Pd, Bersani e i suoi hanno già depositato i simboli della scissione: "Italia bene comune"
di Elisa Calessi
L’idea è tutta sua. E giura che no, non c’è dietro lo zampino di Pier Luigi Bersani. Il quale, però, quando lo ha saputo, ha fatto uno di quei suoi sorrisi che servono a nascondere (ma non troppo) quello che pensa. L’idea è di depositare il marchio “Un altro centrosinistra, Italia Bene Comune”. E ad averla, concretizzandola con un atto formale, è stato Giacomo Portas, deputato eletto nelle liste del Pd, molto amico di Bersani,segretario dei Moderati, partito creato nel 2005 e presente in Piemonte, Lombardia, Emilia Romagna e Sicilia. Di lui si è parlato poco tempo fa per un’intervista in cui, a prova di come la misura degli 80 euro è pensata male, rivelava che sono stati dati anche a sua moglie. Il nome che Portas ha depositato, “Un altro centrosinistra, Italia Bene Comune”, richiama la sigla della coalizione con cui Bersani si presentò alle elezioni politiche del 2013, formata da Pd, Sel, Centro democratico e, appunto, i Moderati. Per tutelarlo si è rivolto alla Jacobacci&Partners, la più grande società italiana specializzata in proprietà intellettuale.

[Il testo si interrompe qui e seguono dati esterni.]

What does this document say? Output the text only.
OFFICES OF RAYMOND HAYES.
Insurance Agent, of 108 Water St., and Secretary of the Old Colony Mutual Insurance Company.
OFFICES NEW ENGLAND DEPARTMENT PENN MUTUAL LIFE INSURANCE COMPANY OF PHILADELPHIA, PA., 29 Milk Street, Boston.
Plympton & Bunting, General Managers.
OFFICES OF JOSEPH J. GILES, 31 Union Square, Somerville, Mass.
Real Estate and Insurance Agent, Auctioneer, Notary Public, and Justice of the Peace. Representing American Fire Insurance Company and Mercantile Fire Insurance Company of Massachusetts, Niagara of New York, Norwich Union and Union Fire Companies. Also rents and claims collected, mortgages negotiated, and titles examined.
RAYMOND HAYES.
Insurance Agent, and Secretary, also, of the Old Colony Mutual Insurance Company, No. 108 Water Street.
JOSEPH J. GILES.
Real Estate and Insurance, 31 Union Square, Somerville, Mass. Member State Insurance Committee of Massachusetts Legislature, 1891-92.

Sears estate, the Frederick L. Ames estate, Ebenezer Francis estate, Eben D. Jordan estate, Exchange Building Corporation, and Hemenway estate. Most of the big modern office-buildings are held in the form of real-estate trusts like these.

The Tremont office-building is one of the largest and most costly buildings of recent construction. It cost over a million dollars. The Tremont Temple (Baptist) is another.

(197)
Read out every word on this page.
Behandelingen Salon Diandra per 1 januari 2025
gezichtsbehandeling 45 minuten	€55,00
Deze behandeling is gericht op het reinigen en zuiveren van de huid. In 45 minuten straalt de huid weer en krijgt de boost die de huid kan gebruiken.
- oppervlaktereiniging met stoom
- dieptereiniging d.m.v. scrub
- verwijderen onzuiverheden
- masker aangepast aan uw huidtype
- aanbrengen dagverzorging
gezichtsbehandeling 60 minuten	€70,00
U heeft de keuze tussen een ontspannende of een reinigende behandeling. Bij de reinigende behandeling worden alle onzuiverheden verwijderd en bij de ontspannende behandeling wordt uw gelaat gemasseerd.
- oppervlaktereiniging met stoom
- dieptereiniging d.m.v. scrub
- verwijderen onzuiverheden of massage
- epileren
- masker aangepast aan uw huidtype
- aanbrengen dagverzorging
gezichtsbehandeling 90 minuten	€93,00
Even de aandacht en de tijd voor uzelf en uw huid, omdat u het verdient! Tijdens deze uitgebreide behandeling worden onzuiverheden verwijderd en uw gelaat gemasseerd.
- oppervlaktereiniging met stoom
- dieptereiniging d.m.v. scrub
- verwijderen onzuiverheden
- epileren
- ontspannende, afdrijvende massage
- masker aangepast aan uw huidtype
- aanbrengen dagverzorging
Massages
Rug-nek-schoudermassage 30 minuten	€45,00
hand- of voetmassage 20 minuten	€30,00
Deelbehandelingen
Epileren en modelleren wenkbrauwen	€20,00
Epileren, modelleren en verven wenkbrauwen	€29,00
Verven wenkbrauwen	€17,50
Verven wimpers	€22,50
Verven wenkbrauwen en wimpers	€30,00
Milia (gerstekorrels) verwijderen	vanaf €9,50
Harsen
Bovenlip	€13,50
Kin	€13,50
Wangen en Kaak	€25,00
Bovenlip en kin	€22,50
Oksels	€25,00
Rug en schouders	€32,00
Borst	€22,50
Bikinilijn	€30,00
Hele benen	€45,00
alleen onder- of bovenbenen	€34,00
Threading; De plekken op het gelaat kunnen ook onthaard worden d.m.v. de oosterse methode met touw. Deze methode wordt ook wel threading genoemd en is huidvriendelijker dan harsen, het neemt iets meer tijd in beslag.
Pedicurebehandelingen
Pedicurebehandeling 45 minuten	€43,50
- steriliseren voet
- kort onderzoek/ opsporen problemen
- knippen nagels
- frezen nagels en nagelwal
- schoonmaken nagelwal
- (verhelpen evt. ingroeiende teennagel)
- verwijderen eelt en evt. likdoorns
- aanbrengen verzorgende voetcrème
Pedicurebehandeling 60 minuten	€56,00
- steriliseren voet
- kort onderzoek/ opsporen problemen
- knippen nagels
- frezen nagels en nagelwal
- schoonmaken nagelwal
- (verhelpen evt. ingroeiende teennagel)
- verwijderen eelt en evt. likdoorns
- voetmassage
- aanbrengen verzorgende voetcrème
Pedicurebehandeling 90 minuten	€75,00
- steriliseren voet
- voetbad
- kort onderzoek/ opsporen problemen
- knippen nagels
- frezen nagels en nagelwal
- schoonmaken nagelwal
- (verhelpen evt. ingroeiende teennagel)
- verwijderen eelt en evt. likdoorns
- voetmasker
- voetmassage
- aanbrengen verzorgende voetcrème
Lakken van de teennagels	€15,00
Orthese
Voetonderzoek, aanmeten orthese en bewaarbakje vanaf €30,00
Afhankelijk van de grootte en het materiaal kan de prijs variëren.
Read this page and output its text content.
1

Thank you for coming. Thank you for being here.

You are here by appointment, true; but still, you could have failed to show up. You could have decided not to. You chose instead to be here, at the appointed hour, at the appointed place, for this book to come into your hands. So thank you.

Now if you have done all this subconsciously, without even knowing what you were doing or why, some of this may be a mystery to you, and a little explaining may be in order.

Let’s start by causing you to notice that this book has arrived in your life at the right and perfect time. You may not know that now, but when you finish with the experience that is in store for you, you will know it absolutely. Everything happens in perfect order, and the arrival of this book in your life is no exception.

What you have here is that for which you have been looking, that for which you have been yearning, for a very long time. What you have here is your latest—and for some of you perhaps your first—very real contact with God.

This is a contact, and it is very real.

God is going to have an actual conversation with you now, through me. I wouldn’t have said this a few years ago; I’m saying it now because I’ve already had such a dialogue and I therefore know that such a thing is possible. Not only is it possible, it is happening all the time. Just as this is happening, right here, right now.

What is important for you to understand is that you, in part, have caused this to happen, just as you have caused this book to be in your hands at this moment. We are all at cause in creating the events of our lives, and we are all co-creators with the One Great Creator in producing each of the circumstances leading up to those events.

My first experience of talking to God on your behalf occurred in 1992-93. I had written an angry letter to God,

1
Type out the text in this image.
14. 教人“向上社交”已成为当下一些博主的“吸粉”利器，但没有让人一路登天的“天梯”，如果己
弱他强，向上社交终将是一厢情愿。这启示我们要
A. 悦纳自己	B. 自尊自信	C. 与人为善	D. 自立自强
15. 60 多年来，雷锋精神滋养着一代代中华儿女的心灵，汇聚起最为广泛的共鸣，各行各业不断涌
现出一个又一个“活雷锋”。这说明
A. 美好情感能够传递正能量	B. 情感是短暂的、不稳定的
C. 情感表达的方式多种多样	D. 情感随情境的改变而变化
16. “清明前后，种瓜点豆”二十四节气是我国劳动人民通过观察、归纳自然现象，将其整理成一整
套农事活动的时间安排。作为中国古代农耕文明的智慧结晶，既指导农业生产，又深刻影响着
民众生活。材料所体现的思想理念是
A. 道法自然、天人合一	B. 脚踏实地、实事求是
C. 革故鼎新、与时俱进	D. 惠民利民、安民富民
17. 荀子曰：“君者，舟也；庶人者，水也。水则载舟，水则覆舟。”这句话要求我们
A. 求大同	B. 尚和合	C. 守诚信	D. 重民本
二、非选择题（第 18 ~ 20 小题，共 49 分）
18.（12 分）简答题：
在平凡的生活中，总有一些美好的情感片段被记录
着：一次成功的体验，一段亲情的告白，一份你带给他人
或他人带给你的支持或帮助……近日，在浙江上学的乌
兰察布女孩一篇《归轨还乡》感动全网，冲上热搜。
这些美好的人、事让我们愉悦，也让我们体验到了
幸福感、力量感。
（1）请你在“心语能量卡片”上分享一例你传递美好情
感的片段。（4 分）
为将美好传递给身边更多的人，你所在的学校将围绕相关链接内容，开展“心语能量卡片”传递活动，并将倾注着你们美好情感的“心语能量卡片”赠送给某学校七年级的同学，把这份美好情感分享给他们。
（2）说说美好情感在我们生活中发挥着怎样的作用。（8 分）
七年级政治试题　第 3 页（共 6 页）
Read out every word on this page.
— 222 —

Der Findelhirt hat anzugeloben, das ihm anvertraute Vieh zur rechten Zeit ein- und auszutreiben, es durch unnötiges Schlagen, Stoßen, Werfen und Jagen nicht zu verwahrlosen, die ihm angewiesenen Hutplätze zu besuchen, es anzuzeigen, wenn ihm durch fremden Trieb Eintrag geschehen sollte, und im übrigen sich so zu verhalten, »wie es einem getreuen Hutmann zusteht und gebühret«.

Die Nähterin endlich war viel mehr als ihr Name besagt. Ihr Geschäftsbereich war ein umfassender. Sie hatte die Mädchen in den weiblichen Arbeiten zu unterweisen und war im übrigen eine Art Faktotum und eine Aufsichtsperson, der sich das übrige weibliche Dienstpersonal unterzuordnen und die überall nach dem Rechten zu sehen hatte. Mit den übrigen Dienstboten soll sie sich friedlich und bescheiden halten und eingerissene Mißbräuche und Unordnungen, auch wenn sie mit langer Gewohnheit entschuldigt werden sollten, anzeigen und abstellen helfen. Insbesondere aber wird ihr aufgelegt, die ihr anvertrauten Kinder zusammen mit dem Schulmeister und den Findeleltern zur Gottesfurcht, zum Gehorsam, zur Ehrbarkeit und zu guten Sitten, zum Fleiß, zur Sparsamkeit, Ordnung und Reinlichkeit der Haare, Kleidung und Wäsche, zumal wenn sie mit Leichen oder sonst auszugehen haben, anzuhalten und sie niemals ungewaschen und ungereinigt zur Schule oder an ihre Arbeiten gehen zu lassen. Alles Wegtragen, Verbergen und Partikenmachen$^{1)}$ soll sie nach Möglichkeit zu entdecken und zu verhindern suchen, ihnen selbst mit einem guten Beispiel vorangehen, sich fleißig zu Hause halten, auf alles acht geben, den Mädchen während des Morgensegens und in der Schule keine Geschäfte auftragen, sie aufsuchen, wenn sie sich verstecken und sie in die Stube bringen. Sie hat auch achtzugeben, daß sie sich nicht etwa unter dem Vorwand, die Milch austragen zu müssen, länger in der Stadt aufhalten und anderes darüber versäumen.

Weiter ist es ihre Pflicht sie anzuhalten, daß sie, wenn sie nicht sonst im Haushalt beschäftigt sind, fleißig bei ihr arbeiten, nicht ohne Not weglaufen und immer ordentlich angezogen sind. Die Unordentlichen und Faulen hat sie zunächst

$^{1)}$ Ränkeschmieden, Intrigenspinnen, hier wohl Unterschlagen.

Non che sia in vista una scissione nel Pd. Tutti,almeno, la smentiscono, a cominciare da Bersani. Lo stesso Portas si affretta a spiegare che non c’è alcun progetto, niente di niente. Però non si sa mai. Poniamo si vada a votare prima della fine della legislatura con il Consultellum, che è un proprozionale puro. Poniamo che la frattura interna al Pd si approfondisca, che le remore degli azionisti della “ditta” vengano meno. Chi lo sa. «Intanto il marchio è lì ed è tutelato», dice Portas, con un’espressione furbesca che lascia intendere più di quanto non si dice. Racconta poi che, incontrando Renato Brunetta in un corridoio di Montecitorio, gli ha detto, facendolo ridere: «Ho saputo che volete candidare un moderato. Io, comunque, non sono disponibile». Facendosi serio, spiega a Libero, lui che si definisce un grande amico dell’ex segretario, come vede la situazione: «Bersani e Renzi dovrebbero chiudersi dentro una stanza e darsele finché non trovano una sintesi. Oppure dividersi». Perché questo tirare la corda senza mai spezzarla, ma abbastanza per paralizzare la situazione, non porta a niente. Bersani, ieri, gettava acqua sul fuoco: «La situazione è molto meglio rispetto al 2013. Io non la vedo difficile, non capisco chi la vede male». E le tensioni sull’Italicum non pregiudicano nulla. «Il Quirinale è un’altra partita».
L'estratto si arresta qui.